Coutumier des adaptations littéraires plutôt difficiles (Le Tambour de Günter Grass, Mort D'Un Commis Voyageur d'Arthur Miller...), le cinéaste allemand Volker Schlöndorff n'a pas craint de s'attaquer au plus inadaptable des monuments : Marcel Proust. Pourtant, depuis le début des années 1960, quelques réalisateurs, et pas des moindres, partent en véritable croisade pour mettre en scène les personnages imaginés par l'écrivain. Après l'achat des droits d'adaptation d'À La Recherche Du Temps Perdu, René Clément préconisait de réaliser Un Amour De Swann avec Brigitte Bardot dans le rôle d'Odette. Le projet échut finalement entre les mains de Luchino Visconti qui l'offrit à Joseph Losey qui le proposa à Peter Brook. Pendant 20 ans, le projet s'est embrayé avant d'être sujet à d'épineux problèmes de production. C'est là que Schlöndorff intervient, habitué à relever les défis. Surtout les défis littéraires. C'est d'ailleurs ainsi qu'il a débuté sa carrière de réalisateur en Allemagne après son parcours en France aux côtés de Jean-Pierre Melville.

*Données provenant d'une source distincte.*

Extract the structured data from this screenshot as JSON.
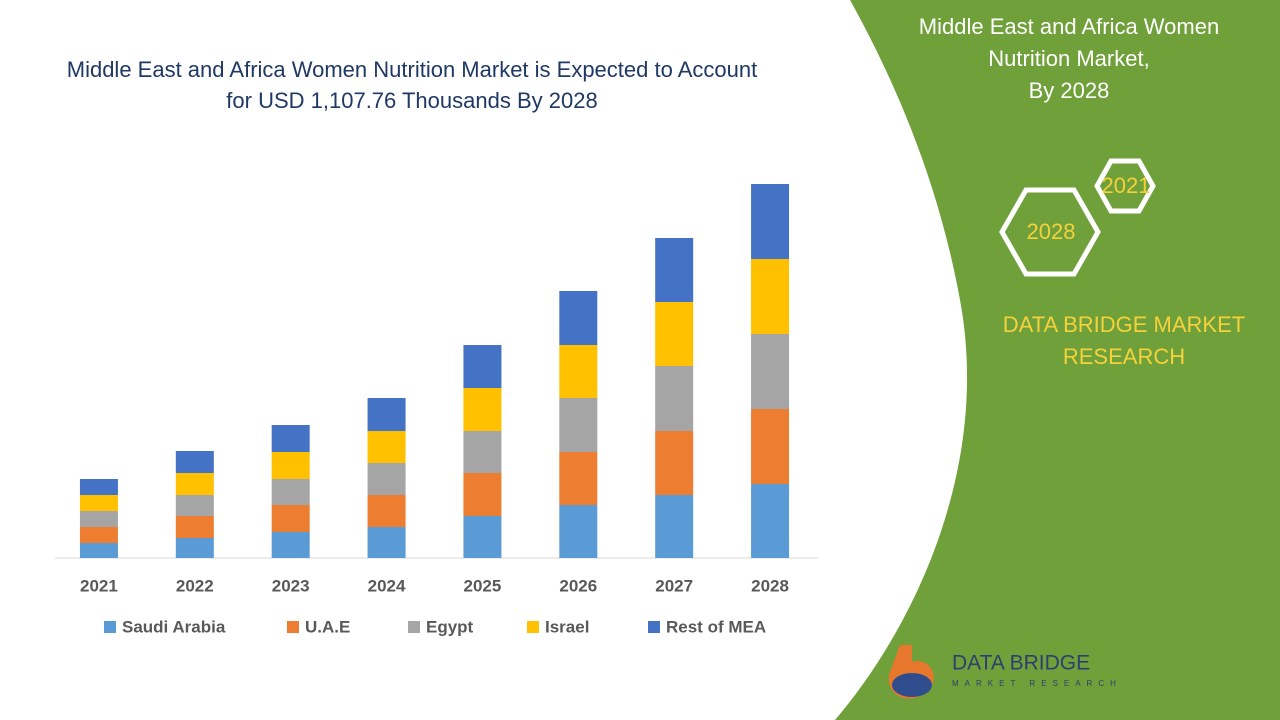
{
  "chart_data": {
    "type": "stacked_bar",
    "title": "Middle East and Africa Women Nutrition Market is Expected to Account for USD 1,107.76 Thousands By 2028",
    "categories": [
      "2021",
      "2022",
      "2023",
      "2024",
      "2025",
      "2026",
      "2027",
      "2028"
    ],
    "series": [
      {
        "name": "Saudi Arabia",
        "color": "#5b9bd5",
        "values": [
          15,
          20,
          26,
          31,
          42,
          53,
          63,
          74
        ]
      },
      {
        "name": "U.A.E",
        "color": "#ed7d31",
        "values": [
          16,
          22,
          27,
          32,
          43,
          53,
          64,
          75
        ]
      },
      {
        "name": "Egypt",
        "color": "#a5a5a5",
        "values": [
          16,
          21,
          26,
          32,
          42,
          54,
          65,
          75
        ]
      },
      {
        "name": "Israel",
        "color": "#ffc000",
        "values": [
          16,
          22,
          27,
          32,
          43,
          53,
          64,
          75
        ]
      },
      {
        "name": "Rest of MEA",
        "color": "#4472c4",
        "values": [
          16,
          22,
          27,
          33,
          43,
          54,
          64,
          75
        ]
      }
    ],
    "ylim": [
      0,
      374
    ]
  },
  "panel": {
    "title_lines": [
      "Middle East and Africa Women",
      "Nutrition Market,",
      "By 2028"
    ],
    "hex_years": [
      "2021",
      "2028"
    ],
    "brand_lines": [
      "DATA BRIDGE MARKET",
      "RESEARCH"
    ]
  },
  "logo": {
    "name": "DATA BRIDGE",
    "tagline": "MARKET RESEARCH"
  }
}
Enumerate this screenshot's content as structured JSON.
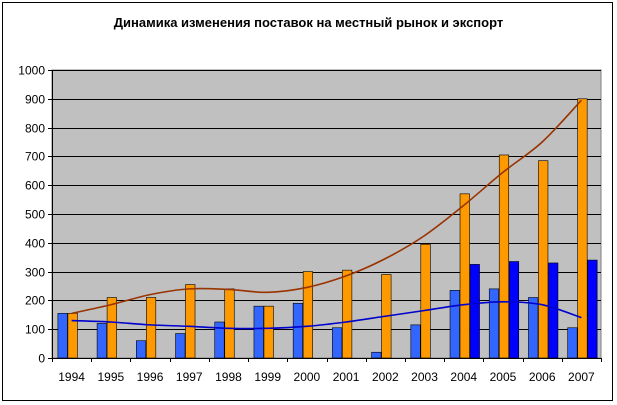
{
  "chart_data": {
    "type": "bar",
    "title": "Динамика изменения поставок на местный рынок и экспорт",
    "xlabel": "",
    "ylabel": "",
    "categories": [
      "1994",
      "1995",
      "1996",
      "1997",
      "1998",
      "1999",
      "2000",
      "2001",
      "2002",
      "2003",
      "2004",
      "2005",
      "2006",
      "2007"
    ],
    "ylim": [
      0,
      1000
    ],
    "y_ticks": [
      0,
      100,
      200,
      300,
      400,
      500,
      600,
      700,
      800,
      900,
      1000
    ],
    "grid": true,
    "legend": "none",
    "series": [
      {
        "color": "#3366ff",
        "values": [
          155,
          120,
          60,
          85,
          125,
          180,
          190,
          105,
          20,
          115,
          235,
          240,
          210,
          105
        ]
      },
      {
        "color": "#ff9900",
        "values": [
          155,
          210,
          210,
          255,
          240,
          180,
          300,
          305,
          290,
          395,
          570,
          705,
          685,
          900
        ]
      },
      {
        "color": "#0000ff",
        "values": [
          null,
          null,
          null,
          null,
          null,
          null,
          null,
          null,
          null,
          null,
          325,
          335,
          330,
          340
        ]
      }
    ],
    "trendlines": [
      {
        "color": "#993300",
        "values": [
          155,
          185,
          220,
          240,
          238,
          228,
          245,
          285,
          345,
          425,
          530,
          645,
          750,
          895
        ]
      },
      {
        "color": "#0000cc",
        "values": [
          130,
          125,
          115,
          110,
          103,
          103,
          110,
          125,
          145,
          165,
          185,
          195,
          185,
          140
        ]
      }
    ],
    "plot_background": "#c0c0c0"
  }
}
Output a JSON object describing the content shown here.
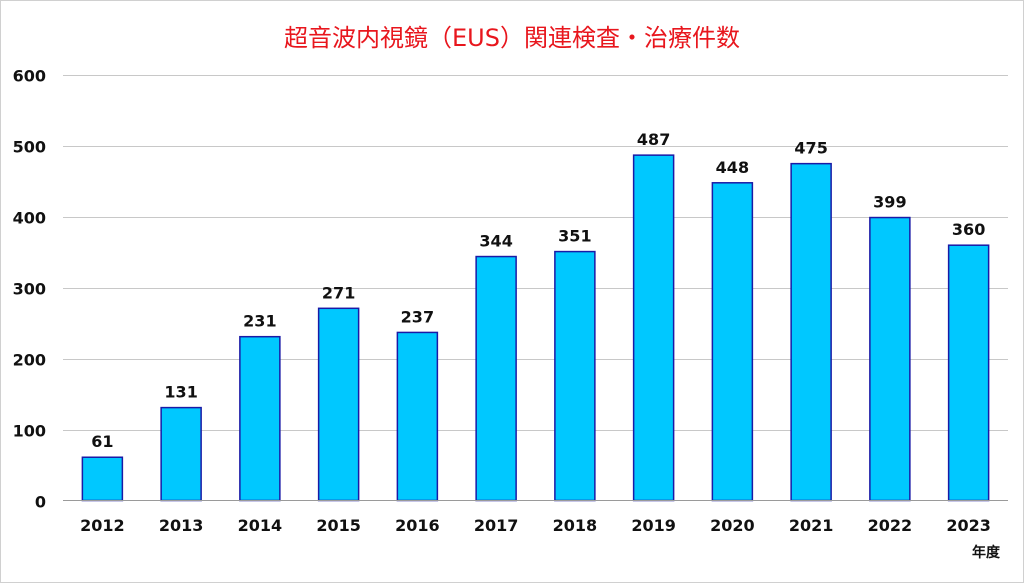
{
  "chart_data": {
    "type": "bar",
    "title": "超音波内視鏡（EUS）関連検査・治療件数",
    "xlabel": "年度",
    "ylabel": "",
    "categories": [
      "2012",
      "2013",
      "2014",
      "2015",
      "2016",
      "2017",
      "2018",
      "2019",
      "2020",
      "2021",
      "2022",
      "2023"
    ],
    "values": [
      61,
      131,
      231,
      271,
      237,
      344,
      351,
      487,
      448,
      475,
      399,
      360
    ],
    "ylim": [
      0,
      600
    ],
    "yticks": [
      0,
      100,
      200,
      300,
      400,
      500,
      600
    ],
    "grid": true,
    "legend": "none",
    "colors": {
      "bar_fill": "#00c8ff",
      "bar_stroke": "#1a1aa6",
      "title": "#e8161d"
    }
  }
}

Lors de sa sortie en salles en février 1984, Un Amour De Swann fit hurler les puristes de la littérature proustienne. Et s'il est vrai que les images inventées par un metteur en scène ne seront jamais plus belles que celles créées par l'imagination d'un lecteur, il faut néanmoins reconnaître que le film de Schlöndorff existe fort bien tout seul en narrant une histoire d'amour unilatérale aussi désespérée que démentielle.
Un aristocrate, Swann, est raide dingue amoureux d'Odette qui n'est pas de son rang social, ni même son "genre" de femme. Il sait pertinemment qu'elle n'a jamais été un prix de vertu, qu'elle s'est un temps prostituée, qu'elle le manipule et qu'elle le fait tourner en bourrique. Il sait qu'il devrait impérativement fuir, mais Swann s'accroche, Odette l'obsède, il n'y peut rien, c'est elle qu'il veut. Elle en profite pleinement, surtout financièrement, et s'amuse à le rendre chèvre tout en lui faisant croire qu'elle éprouve, peut-être, quelques sentiments...
Swann, c'est Jeremy Irons. Il est si intense, si concentré, si passionné qu'il en fait oublier le personnage créé par Proust. Odette, c'est Ornella Muti. Aussi intense que son partenaire dans un rôle antinomique, elle déconstruit ici les clichés trop souvent accolés aux femmes fatales cinématographiques en interprétant, justement, le contraire de ce qu'elle incarnait en princesse de l'espace dans le peinturluré Flash Gordon. Ambigüe dans ses moindres regards et manipulatrice subtile, son jeu dissémine avec parcimonie toute la finesse d'esprit dont est doté le personnage d'Odette dans le livre originel. Du grand art.
Et puis il y a Delon. Il est aussi éblouissant que magnifique dans le rôle de Charlus, homosexuel mondain à l'affut perpétuel de tout jeune adonis. À cent mille lieues des rôles de flics badass dans lesquels il s'est spécialisé entre 1977 et 1988, il gomme totalement Delon pour créer Charlus et c'est impeccable. Il y a également Fanny Ardant et Marie-Christine Barrault, toutes les deux fantastiques, achevant de magnifier un casting 5 étoiles pour une adaptation cinématographique ne faisant aucunement honte au chef-d’œuvre littéraire de Proust, bien au contraire.